September 25, 2019

Bronwyn Leebaw (University of California – Riverside)

In 1971, a group of American veterans that had served in Vietnam gathered in Detroit to share war stories before a public audience. They referred to themselves as “winter soldiers,” invoking Thomas Paine’s contempt for the “summer soldier and the sunshine patriot,” who shrinks from service in times of crisis. The 1971 Winter Soldier hearings generated significant attention and inspired a 2008 event, organized by the Iraq Veterans Against the War (IVAW) and Afghanistan Veterans Against the War (AVAW). This paper investigates the role of anti-war veteran narratives with attention to their role as interventions in the politics of memory aimed at addressing the limitations of international criminal law and transitional justice.

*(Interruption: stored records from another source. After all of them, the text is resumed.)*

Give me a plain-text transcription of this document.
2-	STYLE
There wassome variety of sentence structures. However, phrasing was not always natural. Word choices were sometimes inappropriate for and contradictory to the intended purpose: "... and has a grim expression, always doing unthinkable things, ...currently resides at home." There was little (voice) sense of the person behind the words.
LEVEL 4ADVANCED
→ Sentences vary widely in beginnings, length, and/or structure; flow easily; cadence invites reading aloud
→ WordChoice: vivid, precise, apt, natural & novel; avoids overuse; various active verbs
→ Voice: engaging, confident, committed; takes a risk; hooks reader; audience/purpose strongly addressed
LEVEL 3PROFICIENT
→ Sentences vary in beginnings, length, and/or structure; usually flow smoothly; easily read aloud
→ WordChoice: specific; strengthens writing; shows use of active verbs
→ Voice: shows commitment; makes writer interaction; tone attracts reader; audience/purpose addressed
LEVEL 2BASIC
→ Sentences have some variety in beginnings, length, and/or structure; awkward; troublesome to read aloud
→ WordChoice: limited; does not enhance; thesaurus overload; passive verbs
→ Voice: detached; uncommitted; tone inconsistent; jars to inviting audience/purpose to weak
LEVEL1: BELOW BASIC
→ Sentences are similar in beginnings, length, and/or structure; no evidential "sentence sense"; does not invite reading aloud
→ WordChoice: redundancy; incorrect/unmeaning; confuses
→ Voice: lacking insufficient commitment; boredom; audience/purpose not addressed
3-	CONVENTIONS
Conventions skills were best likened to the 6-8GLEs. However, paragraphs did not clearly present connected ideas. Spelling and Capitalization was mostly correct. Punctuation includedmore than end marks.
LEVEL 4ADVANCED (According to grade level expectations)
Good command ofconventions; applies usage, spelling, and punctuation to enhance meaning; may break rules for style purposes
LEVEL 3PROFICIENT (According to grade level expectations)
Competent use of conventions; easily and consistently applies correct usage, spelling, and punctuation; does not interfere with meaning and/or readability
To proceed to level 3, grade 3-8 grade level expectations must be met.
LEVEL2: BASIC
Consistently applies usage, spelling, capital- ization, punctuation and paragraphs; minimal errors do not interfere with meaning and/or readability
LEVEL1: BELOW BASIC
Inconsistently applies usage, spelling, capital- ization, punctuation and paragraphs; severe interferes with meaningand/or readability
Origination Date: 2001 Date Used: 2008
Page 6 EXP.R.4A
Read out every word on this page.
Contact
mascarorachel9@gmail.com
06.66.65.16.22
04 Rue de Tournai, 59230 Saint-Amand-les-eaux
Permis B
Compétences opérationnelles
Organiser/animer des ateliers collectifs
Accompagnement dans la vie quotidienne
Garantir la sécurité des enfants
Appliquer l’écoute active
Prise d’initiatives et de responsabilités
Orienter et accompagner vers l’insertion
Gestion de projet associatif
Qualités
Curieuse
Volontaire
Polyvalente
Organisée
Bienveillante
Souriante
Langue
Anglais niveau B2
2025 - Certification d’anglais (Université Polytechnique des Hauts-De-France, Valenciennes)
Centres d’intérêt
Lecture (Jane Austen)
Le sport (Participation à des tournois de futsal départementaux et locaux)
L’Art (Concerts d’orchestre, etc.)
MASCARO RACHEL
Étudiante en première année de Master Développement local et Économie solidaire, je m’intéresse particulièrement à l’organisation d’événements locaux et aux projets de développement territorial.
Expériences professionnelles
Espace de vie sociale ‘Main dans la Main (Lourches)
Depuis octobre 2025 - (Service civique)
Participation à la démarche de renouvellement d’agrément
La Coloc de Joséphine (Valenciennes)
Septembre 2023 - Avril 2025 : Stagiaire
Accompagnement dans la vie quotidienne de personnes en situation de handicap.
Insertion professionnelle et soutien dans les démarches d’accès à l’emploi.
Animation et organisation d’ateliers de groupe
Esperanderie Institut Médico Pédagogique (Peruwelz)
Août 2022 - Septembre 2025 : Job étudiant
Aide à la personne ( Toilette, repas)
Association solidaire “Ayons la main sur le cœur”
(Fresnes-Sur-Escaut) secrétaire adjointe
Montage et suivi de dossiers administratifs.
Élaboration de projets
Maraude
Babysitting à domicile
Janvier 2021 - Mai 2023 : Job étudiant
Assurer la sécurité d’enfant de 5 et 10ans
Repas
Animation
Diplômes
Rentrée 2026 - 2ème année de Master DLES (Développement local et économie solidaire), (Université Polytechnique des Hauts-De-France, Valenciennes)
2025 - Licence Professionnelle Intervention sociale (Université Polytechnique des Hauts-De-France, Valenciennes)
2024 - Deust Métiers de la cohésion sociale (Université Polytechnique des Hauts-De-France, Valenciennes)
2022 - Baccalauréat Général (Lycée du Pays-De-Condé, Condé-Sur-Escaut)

War crimes trials and truth commissions have been championed as a way of expelling the “ghosts of the past” by documenting victim testimonies and shaming individual war criminals. Such institutions inspire backlash from those who maintain that soldiers are obliged to follow the orders of commanders, that they should be regarded as heroes, or that wartime violence is a matter of military necessity. This paper argues that anti-war veteran narratives articulate an important challenge to the way that such debates are framed by publicizing narratives that are deliberately haunting. The experience of feeling like “living ghosts” is a familiar trope in the memoirs and testimonies of veterans. Building on this theme, the paper investigates the implications of three three haunting features of such accounts: First, they aim to publicize uniquely shameful memories that continue to haunt veterans; Second, they aim to expose ghostly silences and omissions in the official records of war crimes and systematic forms of abuse; and third, they aim to haunt and unsettle indifferent civilian audiences into sharing the burdens of shame and responsibility for war policies and their legacies.